Lang ist es her, daß der Philosoph des »aufrechten Gangs«, dem noch die Vorkämpfer der ostdeutschen Wende ein revolutionäres Stichwort verdankten, als einer der herausragenden Köpfe des Jahrhunderts 1967 mit dem Friedenspreis des Deutschen Buchhandels geehrt wurde. Und wer erinnert sich, daß ein marxistischer Sympathien gewiß unverdächtiger Bundeskanzler Kohl in seiner Regierungserklärung des Jahres 1982 respektvoll den Ludwigshafener Landsmann Bloch zitierte? Inzwischen hat ein Lautsprecher des Zeitgeistes wie Marcel Reich-Ranicki sogar den Begriff »Utopie« an einem Talkshow-Stammtisch für tabu und zum »dirty word« erklärt. In die Stimmung dieses anti-intellektuellen Eifers paßt die lärmende und selektive Veröffentlichung des alten Bloch-Briefes.

Wenn es sich auch keineswegs um eine sensationelle Neuigkeit handelt, so bleibt ein kaum begreiflicher Widerspruch: Unter den vom Marxismus inspirierten Denkern seiner Generation war Ernst Bloch mit seinem grenzenlosen Horizont einerseits der vielleicht unorthodoxeste - ein brillanter Querkopf, dem die Ketzer aller Zeiten und Weltgegenden näher waren als die meisten derjenigen, die sich Marxisten nannten.

Und andererseits hat derselbe Mann jahrzehntelang in einem geradezu religiösen Sinn an den Kommunismus und seine Führer geglaubt, ob sie nun Lenin oder Stalin hießen. Er hat die absurdesten Rechtfertigungen der Parteidiktatur übernommen und seine Zweifel länger als die meisten anderen linken Intellektuellen unterdrückt. Als Chruschtschows Geheimrede über die Verbrechen Stalins vor dem XX. Parteitag der KPdSU bekannt wurde, berichtet Zudeick, sei der 70jährige Bloch zusammengebrochen. Aber selbst nach der Verarbeitung dieser Erfahrung, deren geistig befreiende Wirkung Bloch auf die berühmte Formel brachte: »Jetzt muß statt Mühle endlich Schach gespielt werden«, war sein Vertrauen in die Weisheit der vermeintlich anti-stalinistisch erneuerten kommunistischen Parteien nicht restlos verbraucht.

Vielleicht ist Blochs Weggefährte und einstiger Leipziger Kollege, der Literaturwissenschaftler Hans Mayer, diesem Lebensrätsel Blochs am nächsten gekommen, auch wenn er ein wenig überpointiert hat.

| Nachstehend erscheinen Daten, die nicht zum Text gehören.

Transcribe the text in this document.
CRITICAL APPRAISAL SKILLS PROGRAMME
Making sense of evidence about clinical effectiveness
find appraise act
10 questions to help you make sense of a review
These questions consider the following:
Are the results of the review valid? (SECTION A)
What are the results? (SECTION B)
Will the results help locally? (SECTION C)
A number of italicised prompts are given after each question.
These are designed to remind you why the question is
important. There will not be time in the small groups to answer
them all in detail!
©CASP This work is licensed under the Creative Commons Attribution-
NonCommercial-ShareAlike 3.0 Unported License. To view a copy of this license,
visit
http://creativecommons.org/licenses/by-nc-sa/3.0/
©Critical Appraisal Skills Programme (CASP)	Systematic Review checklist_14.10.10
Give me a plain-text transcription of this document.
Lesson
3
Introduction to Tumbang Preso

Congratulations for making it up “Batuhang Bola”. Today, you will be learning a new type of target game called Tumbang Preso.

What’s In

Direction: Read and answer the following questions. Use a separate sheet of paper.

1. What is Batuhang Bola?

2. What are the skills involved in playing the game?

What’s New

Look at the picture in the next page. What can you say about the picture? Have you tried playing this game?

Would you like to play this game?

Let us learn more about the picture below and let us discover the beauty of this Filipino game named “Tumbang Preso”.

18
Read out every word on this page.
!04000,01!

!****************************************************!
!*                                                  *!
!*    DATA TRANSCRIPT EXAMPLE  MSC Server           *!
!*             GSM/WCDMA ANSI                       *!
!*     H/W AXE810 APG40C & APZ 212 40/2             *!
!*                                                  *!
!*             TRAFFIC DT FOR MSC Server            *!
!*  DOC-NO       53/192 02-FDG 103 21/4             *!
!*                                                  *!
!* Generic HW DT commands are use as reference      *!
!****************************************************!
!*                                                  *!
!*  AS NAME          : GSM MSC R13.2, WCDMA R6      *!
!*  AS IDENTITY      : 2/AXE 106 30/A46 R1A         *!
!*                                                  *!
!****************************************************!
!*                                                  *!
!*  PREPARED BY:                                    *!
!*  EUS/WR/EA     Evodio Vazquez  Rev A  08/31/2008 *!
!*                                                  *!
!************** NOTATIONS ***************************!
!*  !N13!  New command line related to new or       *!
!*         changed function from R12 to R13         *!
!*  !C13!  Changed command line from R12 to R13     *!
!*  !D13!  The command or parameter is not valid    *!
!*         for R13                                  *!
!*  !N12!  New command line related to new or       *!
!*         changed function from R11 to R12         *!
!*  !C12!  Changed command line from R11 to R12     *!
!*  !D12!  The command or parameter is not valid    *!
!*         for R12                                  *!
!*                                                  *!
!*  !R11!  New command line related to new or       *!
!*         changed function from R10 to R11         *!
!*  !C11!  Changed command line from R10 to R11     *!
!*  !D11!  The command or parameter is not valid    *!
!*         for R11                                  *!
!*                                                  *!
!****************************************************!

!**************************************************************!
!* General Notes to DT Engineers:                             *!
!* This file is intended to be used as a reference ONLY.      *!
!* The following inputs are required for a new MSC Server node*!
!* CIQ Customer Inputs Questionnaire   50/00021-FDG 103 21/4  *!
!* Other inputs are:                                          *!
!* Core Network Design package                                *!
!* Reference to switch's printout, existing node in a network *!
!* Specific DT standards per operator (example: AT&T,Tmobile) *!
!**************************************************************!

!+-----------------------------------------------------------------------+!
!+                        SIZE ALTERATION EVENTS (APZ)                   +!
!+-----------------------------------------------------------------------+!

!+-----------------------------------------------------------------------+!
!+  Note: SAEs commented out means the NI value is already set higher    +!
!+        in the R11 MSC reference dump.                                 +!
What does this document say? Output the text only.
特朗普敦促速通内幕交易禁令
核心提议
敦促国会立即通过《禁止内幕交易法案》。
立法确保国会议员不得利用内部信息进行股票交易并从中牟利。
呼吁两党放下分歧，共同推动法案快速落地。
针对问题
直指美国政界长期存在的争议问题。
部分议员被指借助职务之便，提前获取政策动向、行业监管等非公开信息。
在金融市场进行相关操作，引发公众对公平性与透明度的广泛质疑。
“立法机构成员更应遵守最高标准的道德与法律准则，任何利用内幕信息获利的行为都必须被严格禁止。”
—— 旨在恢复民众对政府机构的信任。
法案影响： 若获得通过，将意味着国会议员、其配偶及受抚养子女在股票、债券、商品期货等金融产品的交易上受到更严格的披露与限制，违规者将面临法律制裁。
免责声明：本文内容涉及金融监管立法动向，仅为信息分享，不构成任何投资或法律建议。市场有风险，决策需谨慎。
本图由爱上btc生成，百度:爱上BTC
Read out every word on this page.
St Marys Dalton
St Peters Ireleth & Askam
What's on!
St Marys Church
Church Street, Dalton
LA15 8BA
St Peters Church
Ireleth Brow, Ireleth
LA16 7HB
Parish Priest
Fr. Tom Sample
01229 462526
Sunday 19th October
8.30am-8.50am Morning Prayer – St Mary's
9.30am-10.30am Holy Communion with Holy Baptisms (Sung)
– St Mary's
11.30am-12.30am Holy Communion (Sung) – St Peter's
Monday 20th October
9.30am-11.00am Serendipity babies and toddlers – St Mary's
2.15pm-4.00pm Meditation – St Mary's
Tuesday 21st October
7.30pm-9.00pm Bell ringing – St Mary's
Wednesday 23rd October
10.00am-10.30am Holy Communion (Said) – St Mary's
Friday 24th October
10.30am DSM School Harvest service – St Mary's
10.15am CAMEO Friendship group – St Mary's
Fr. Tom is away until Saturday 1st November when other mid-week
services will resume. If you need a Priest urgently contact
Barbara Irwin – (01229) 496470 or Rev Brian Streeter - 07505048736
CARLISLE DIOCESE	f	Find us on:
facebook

In einer Gedenkrede zum 100. Geburtstag seines verehrten Freundes hat er 1985 darauf hingewiesen, daß der politische Philosoph Ernst Bloch, der kaum je mit sozialem Elend in Berührung kam, in fast allen konkreten geschichtlichen und politisch-praktischen Fragen heillos naiv war: ein im tiefsten Grunde unpolitischer Mensch.

Hans Mayer gibt eine aufschlußreiche biographische Begebenheit wieder, von der ihm Blochs Witwe erzählt hat: Als die Blochs angesichts der vorrückenden Hitlertruppen das Prager Exil überstürzt gegen das amerikanische eintauschen mußten, hatte Karola Bloch große Mühe, ihren schlaftrunkenen Mann, der die halbe Nacht über seinen philosophischen Manuskripten gesessen hatte, zum Aufstehen zu bewegen. »Aber warum«, murmelte er mürrisch, »müssen wir denn nach Amerika reisen?«

* Peter Zudeick: »Der Hintern des Teufels. Ernst Bloch - Leben undWerk«. Elster-Verlag, Moos und Baden-Baden; 380 Seiten; 25 Mark.